But then they stop thinking about architecture. Every module gets the same internal structure, usually some form of layered architecture.
The thing is, Clean Architecture and Vertical Slice Architecture aren't as far apart as people think. Both focus on use cases and maximizing cohesion. Clean Architecture just adds a rule for the direction of dependencies, which often leads to more abstractions and ceremony. My Pragmatic Clean Architecture approach takes a middle ground, and it's quite similar to VSA in nature.
The real question isn't which one is "better". It's where each one shines inside your modular monolith. And the beautiful part is: you can mix and match.
Two Levels of Architecture
There are two architectural decisions you need to make when building a modular monolith:
- Macro architecture - How do you decompose the system into modules? This covers module boundaries, communication patterns, data isolation, public API design, and how modules are deployed.
- Micro architecture - How do you organize code inside each module? This covers folder structure, the direction of dependencies, how you implement use cases, where validation lives, and how you access the database.
Most articles about modular monoliths focus entirely on the macro level. And for good reason. Getting module boundaries wrong is expensive to fix.
But the micro level is equally important. It determines how easy it is to add features, navigate code, and onboard new developers within a module. It's the architecture your team interacts with every day.
The key insight is this:
The macro architecture constrains how modules interact. The micro architecture is a local decision each module can make independently.
Your Ticketing module doesn't have to follow the same internal structure as your Notifications module.
The modular boundary gives you this freedom.

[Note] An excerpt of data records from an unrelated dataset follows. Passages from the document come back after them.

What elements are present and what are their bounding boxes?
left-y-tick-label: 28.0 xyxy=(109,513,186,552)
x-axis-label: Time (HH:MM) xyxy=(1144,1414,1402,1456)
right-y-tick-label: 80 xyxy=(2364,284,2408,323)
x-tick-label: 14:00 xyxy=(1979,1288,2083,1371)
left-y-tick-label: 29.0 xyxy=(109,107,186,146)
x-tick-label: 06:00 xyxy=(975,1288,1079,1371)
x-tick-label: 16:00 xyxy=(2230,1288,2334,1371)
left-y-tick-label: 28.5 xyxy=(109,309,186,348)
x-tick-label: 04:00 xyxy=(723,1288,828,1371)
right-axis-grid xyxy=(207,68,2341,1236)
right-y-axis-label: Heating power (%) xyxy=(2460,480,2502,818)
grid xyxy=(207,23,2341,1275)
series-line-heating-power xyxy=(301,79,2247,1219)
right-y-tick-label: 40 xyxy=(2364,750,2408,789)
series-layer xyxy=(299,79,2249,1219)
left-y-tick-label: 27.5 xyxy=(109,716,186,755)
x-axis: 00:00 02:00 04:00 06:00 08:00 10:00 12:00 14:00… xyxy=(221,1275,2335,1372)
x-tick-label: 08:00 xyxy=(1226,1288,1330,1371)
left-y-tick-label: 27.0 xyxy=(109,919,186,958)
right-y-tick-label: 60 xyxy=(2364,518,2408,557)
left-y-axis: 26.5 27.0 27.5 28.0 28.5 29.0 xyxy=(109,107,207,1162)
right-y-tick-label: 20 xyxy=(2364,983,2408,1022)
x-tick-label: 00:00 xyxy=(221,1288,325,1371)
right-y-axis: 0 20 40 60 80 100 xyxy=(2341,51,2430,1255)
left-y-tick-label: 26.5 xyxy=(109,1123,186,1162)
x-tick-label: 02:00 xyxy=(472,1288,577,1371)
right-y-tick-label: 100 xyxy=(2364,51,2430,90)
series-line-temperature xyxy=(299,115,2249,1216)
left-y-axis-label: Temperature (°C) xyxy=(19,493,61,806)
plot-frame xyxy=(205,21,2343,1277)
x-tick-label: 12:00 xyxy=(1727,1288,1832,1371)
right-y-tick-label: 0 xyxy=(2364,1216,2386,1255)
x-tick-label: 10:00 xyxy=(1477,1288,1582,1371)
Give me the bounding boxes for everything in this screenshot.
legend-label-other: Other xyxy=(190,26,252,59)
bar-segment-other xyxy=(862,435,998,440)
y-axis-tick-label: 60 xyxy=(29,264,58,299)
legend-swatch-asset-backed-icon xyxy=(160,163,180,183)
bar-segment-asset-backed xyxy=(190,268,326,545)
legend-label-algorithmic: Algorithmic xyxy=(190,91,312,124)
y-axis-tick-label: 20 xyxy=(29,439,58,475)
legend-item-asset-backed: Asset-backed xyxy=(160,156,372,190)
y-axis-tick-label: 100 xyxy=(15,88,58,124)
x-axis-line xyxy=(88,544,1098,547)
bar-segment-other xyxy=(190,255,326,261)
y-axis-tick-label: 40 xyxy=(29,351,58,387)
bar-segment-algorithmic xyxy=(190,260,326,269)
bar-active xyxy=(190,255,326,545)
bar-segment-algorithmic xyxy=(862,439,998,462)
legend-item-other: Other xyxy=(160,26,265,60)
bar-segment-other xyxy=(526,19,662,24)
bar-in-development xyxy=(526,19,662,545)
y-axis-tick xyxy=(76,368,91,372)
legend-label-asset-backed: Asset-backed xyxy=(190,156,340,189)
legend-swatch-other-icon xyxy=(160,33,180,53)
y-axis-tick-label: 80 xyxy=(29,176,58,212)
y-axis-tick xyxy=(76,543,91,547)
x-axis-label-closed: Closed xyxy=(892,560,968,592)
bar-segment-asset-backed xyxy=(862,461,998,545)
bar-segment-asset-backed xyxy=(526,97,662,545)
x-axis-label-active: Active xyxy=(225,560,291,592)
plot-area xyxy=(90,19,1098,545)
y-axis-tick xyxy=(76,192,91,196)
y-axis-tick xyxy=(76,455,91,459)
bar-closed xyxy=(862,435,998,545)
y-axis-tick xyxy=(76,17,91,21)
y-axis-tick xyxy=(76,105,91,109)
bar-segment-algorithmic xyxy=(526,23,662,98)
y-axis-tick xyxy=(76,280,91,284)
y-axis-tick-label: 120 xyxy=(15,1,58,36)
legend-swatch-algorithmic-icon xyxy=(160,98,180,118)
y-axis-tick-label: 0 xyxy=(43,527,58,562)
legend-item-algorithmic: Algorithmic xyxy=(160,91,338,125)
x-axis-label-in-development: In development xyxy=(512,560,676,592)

Vertical Slices Are Not Modules
I've seen people conflate vertical slices with modules. On the macro level, a module can look like a "vertical slice" of the business domain. But that analogy breaks down at the application level.
A module is a bounded context. It owns its data, exposes a public API, and encapsulates a business capability. A vertical slice is a feature implementation pattern. It groups the request, handler, validation, and data access for a single use case.
Modules and vertical slices operate at different levels. Modules define the boundaries of the system. Vertical slices organize the code within those boundaries.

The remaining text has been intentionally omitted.